Near the beginning of the Internet era people like Marc Prensky wrote of the 'digital native', people who would grow and act and learn and think differently because of the affordances created by new technology. This, he argues, will force all educators to change. Yet, he notes, “A frequent objection I hear from Digital Immigrant educators is “this approach is great for facts, but it wouldn't work for 'my subject.'” Nonsense! He says.
We have since learned that sweeping changes predicted by Prensky were not generational but were more social and cultural and depended more on exposure to the new technology than on age. Nor were the changes as sweeping as predicted, and in particular we've learned that multi-tasking is in many respects a bad idea. And we know that “the messy reality of the use of digital devices by children is highly variable and far more nuanced than is denoted by the simple dialectic of digital natives vs. digital immigrants.”
Having said that, it remains true that in the traditional education system, we are still firmly entrenched in the pre-digital age even though researchers and developers continually proclaim this or that paradigm shift. This will not change in the next five years, though there will be (as there has been over the last two decades) proclamations that we are gradually moving toward the edge. We still study in classrooms (whether virtual or off-line), we still study subjects in cohorts or classes, we still employ texts and workbooks, and we still submit assignments and write tests.
The static structures that used to define education have shifted; we are in an era of changing boundaries between formal, non- formal, informal and post- formal education.

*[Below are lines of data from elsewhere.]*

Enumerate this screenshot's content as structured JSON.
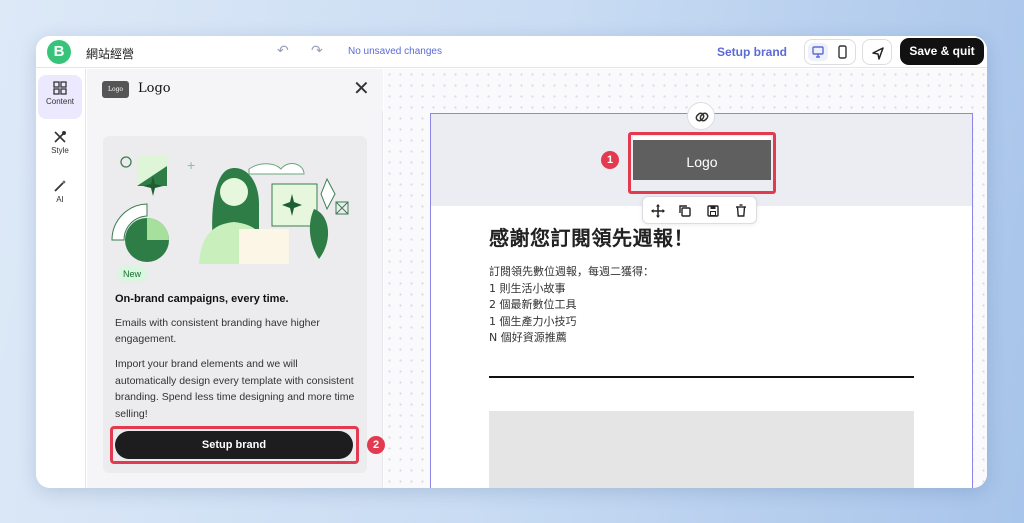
{
  "app": {
    "site_name": "網站經營",
    "logo_letter": "B",
    "unsaved_status": "No unsaved changes",
    "setup_brand_link": "Setup brand",
    "save_quit": "Save & quit",
    "brand_color": "#37c47a",
    "accent_color": "#5a6bd6"
  },
  "rail": {
    "items": [
      {
        "label": "Content",
        "icon": "grid-icon",
        "active": true
      },
      {
        "label": "Style",
        "icon": "style-brush-icon",
        "active": false
      },
      {
        "label": "AI",
        "icon": "magic-wand-icon",
        "active": false
      }
    ]
  },
  "panel": {
    "badge": "Logo",
    "title": "Logo",
    "card": {
      "pill": "New",
      "heading": "On-brand campaigns, every time.",
      "para1": "Emails with consistent branding have higher engagement.",
      "para2": "Import your brand elements and we will automatically design every template with consistent branding. Spend less time designing and more time selling!",
      "button": "Setup brand"
    }
  },
  "email": {
    "logo_text": "Logo",
    "title": "感謝您訂閱領先週報！",
    "lines": [
      "訂閱領先數位週報，每週二獲得：",
      "1 則生活小故事",
      "2 個最新數位工具",
      "1 個生產力小技巧",
      "N 個好資源推薦"
    ]
  },
  "annotations": {
    "badge1": "1",
    "badge2": "2",
    "highlight_color": "#e33a4f"
  }
}
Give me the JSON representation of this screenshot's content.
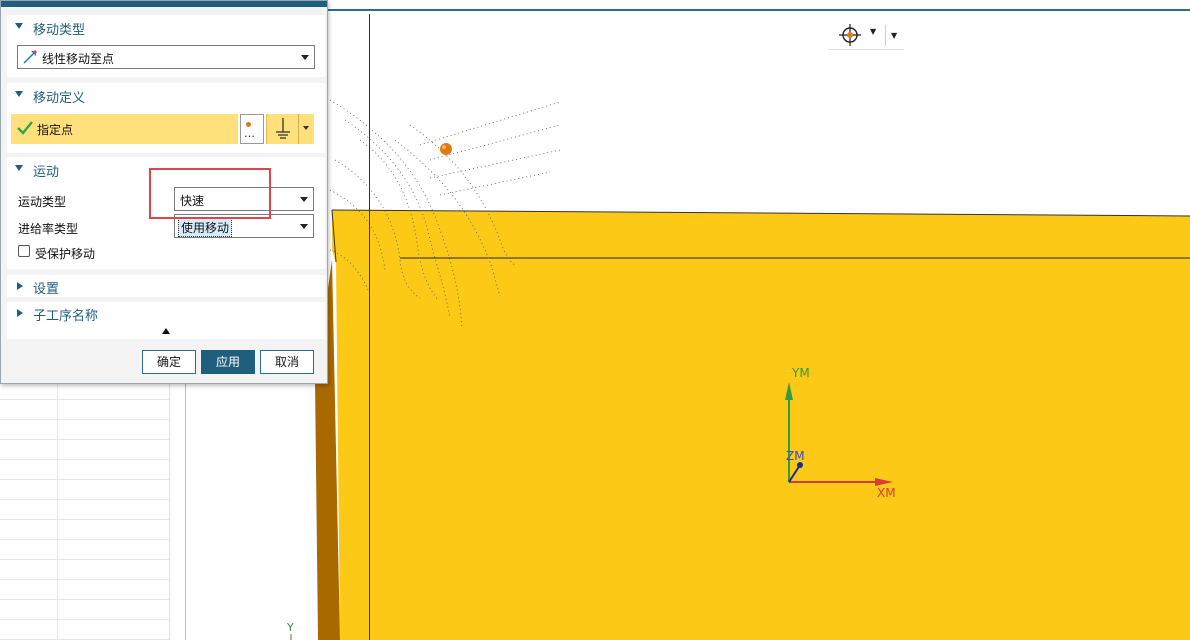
{
  "dialog": {
    "sections": {
      "move_type": {
        "title": "移动类型",
        "combo_value": "线性移动至点"
      },
      "move_def": {
        "title": "移动定义",
        "point_label": "指定点"
      },
      "motion": {
        "title": "运动",
        "motion_type_label": "运动类型",
        "motion_type_value": "快速",
        "feed_type_label": "进给率类型",
        "feed_type_value": "使用移动",
        "protect_label": "受保护移动"
      },
      "settings": {
        "title": "设置"
      },
      "suboperation_name": {
        "title": "子工序名称"
      }
    },
    "buttons": {
      "ok": "确定",
      "apply": "应用",
      "cancel": "取消"
    }
  },
  "viewport": {
    "axes": {
      "y": "YM",
      "z": "ZM",
      "x": "XM",
      "wcs_y": "Y"
    },
    "colors": {
      "stock": "#fcc916",
      "stock_side": "#a86a00",
      "accent": "#1f5f7d",
      "highlight": "#e0444e",
      "y_axis": "#2f9e3f",
      "x_axis": "#d93b3b",
      "z_axis": "#1b2a8c",
      "point": "#e07b12"
    }
  }
}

And yet, despite the conservative nature of the educational system, we have conclusively and irreversibly entered the digital society, and students have permanently changed, as has society. The static structures that used to define education have shifted; we are in an era of changing boundaries between formal, non-formal, informal and post-formal education. People change jobs and even careers more frequently, learning is defined as lifelong, and corporate learning is shifting from the classroom to the 70-20- 10 model emphasizing experience, coaching and mentoring.
People change slowly, and institutions even more so, so 'normal education' will still be the norm in five years. But it will be less of a norm than it is today. When we look at the core elements of 'normal' education - classrooms, cohorts, textbooks, and assessment - we see the beginnings of change pushing us gradually to that point where 'normal education' is no longer viable. Let's look at each of these four areas.
It has long been a running criticism of educational technology that the first thing anyone does with a new tool is to recreate a traditional lecture theatre with rows of seats and a stage on which a teacher or professor will pontificate. That's what we did when we were creating multi-user environments in the 1990s, that's what Second Life designers did, and that's what we still see today in applications like Adobe Connect, Blackboard Collaborate, Big Blue Button, or WebEx.
We sometimes think that these classrooms will be replaced with virtual games or simulations where learning is more like an adventure or a contest. But in addition to being difficult to develop, these environments are in many ways too specific for educational purposes. A simulation might be an excellent way to learn how to fly a C-Series jet, but we won't need one of these in every classroom. Instead, as discussed in the previous section, we will use classroom spaces more and more for exploration, discovery and creation.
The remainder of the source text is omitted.